By New York State Senator Joseph A. Griffo, R-Rome, 47th District

Local small businesses throughout the state are suffering and facing significant economic challenges as a result of COVID-19.

These are enterprises that give back to their community, employ local people, contribute to the local economy, attract visitors and improve the quality of life for residents. It is imperative that we do everything that we can to help them during this public health crisis.

While I recognize that we must continue to focus on saving lives during this challenging time, there is no doubt that many of these small businesses are prepared and ready to reopen safely.

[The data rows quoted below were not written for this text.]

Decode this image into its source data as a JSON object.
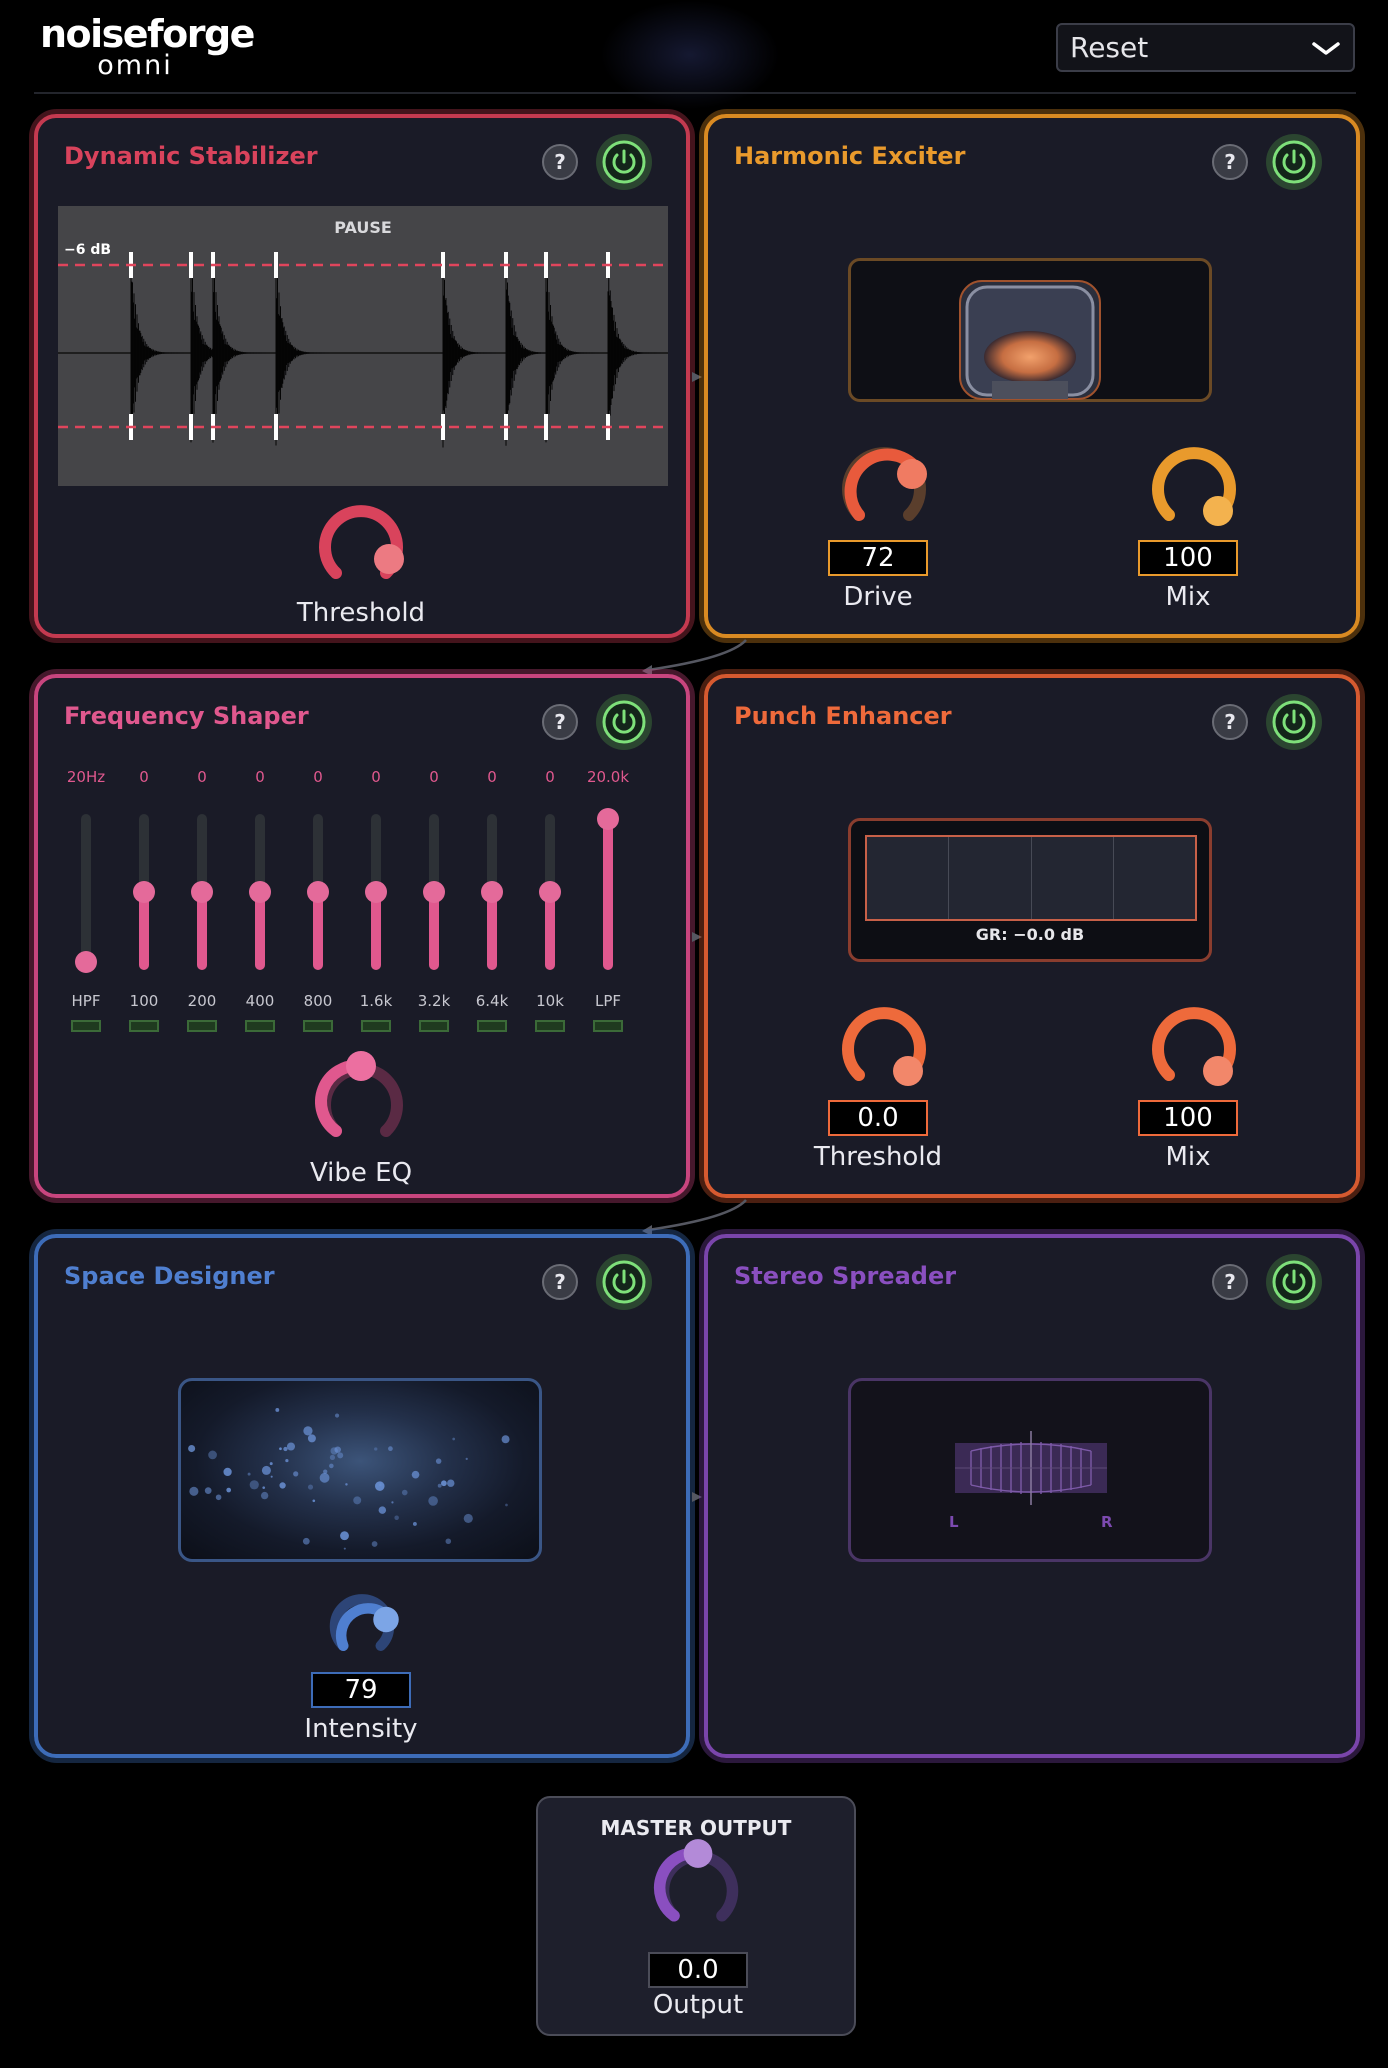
{
  "app": {
    "logo_line1": "noiseforge",
    "logo_line2": "omni"
  },
  "preset": {
    "value": "Reset"
  },
  "modules": {
    "dynamic_stabilizer": {
      "title": "Dynamic Stabilizer",
      "help": "?",
      "color": "#d9435c",
      "waveform": {
        "status": "PAUSE",
        "threshold_label": "−6 dB"
      },
      "threshold": {
        "label": "Threshold"
      }
    },
    "harmonic_exciter": {
      "title": "Harmonic Exciter",
      "help": "?",
      "color": "#e99a2c",
      "drive": {
        "label": "Drive",
        "value": "72"
      },
      "mix": {
        "label": "Mix",
        "value": "100"
      }
    },
    "frequency_shaper": {
      "title": "Frequency Shaper",
      "help": "?",
      "color": "#e0588e",
      "bands": [
        {
          "top": "20Hz",
          "bottom": "HPF",
          "level": 0.05
        },
        {
          "top": "0",
          "bottom": "100",
          "level": 0.5
        },
        {
          "top": "0",
          "bottom": "200",
          "level": 0.5
        },
        {
          "top": "0",
          "bottom": "400",
          "level": 0.5
        },
        {
          "top": "0",
          "bottom": "800",
          "level": 0.5
        },
        {
          "top": "0",
          "bottom": "1.6k",
          "level": 0.5
        },
        {
          "top": "0",
          "bottom": "3.2k",
          "level": 0.5
        },
        {
          "top": "0",
          "bottom": "6.4k",
          "level": 0.5
        },
        {
          "top": "0",
          "bottom": "10k",
          "level": 0.5
        },
        {
          "top": "20.0k",
          "bottom": "LPF",
          "level": 0.97
        }
      ],
      "vibe": {
        "label": "Vibe EQ"
      }
    },
    "punch_enhancer": {
      "title": "Punch Enhancer",
      "help": "?",
      "color": "#ee6a3b",
      "meter": {
        "text": "GR: −0.0 dB"
      },
      "threshold": {
        "label": "Threshold",
        "value": "0.0"
      },
      "mix": {
        "label": "Mix",
        "value": "100"
      }
    },
    "space_designer": {
      "title": "Space Designer",
      "help": "?",
      "color": "#4f7fd0",
      "intensity": {
        "label": "Intensity",
        "value": "79"
      }
    },
    "stereo_spreader": {
      "title": "Stereo Spreader",
      "help": "?",
      "color": "#8a4fc0",
      "left_label": "L",
      "right_label": "R"
    }
  },
  "master": {
    "title": "MASTER OUTPUT",
    "label": "Output",
    "value": "0.0"
  }
}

Take bowling centers, for instance.

In my district, King Pin Lanes in Rome – whose proposal has received favorable reviews and could serve as a model for others – plans to take a number of steps to ensure safety, including drastically reducing the number of lanes available to bowlers and enforcing social distancing and the wearing of masks in all common areas. They also have invested in critical equipment such as exhaust fans and sneeze guards to protect employees and patrons. Other establishments have indicated that they will require temperature checks at the door, serve food behind plastic sheets and sanitize shoes and bowling balls.

Bowling alleys in New Jersey, Connecticut and other states are open. I have urged the Governor to consider the reopening of bowling centers and similar establishments in the state before they close for good.

I also continue to hear from both owners and members of the gyms and fitness centers in my district that have yet to receive guidance or information on the timelines of their reopening. This lack of guidance hurts the entire fitness industry, but particularly hurts our small, locally owned facilities.

These business owners fear for their ability to survive and prosper due to significant financial and operational stress. On the other hand, constituents who make use of these facilities and who take their fitness classes are concerned about their ability to maintain their health while these facilities remain closed.

Like bowling centers, many gym and fitness center owners have worked tirelessly to develop reopening and safety plans that they believe will keep themselves, their employees and their members safe. These plans include restrictive occupancy limits, face covering requirements, distancing and sanitation measures and other mitigation efforts. Many of these plans are based on guidance already provided by the state to those in similar industries that have reopened.

While I understand that decisions on reopening are difficult to make, I have asked the Governor to swiftly release guidance and a timeline for the reopening of gyms and fitness centers around the state

As I have done during my time in office, I will continue to speak up for and advocate on the behalf of our small businesses and hardworking entrepreneurs.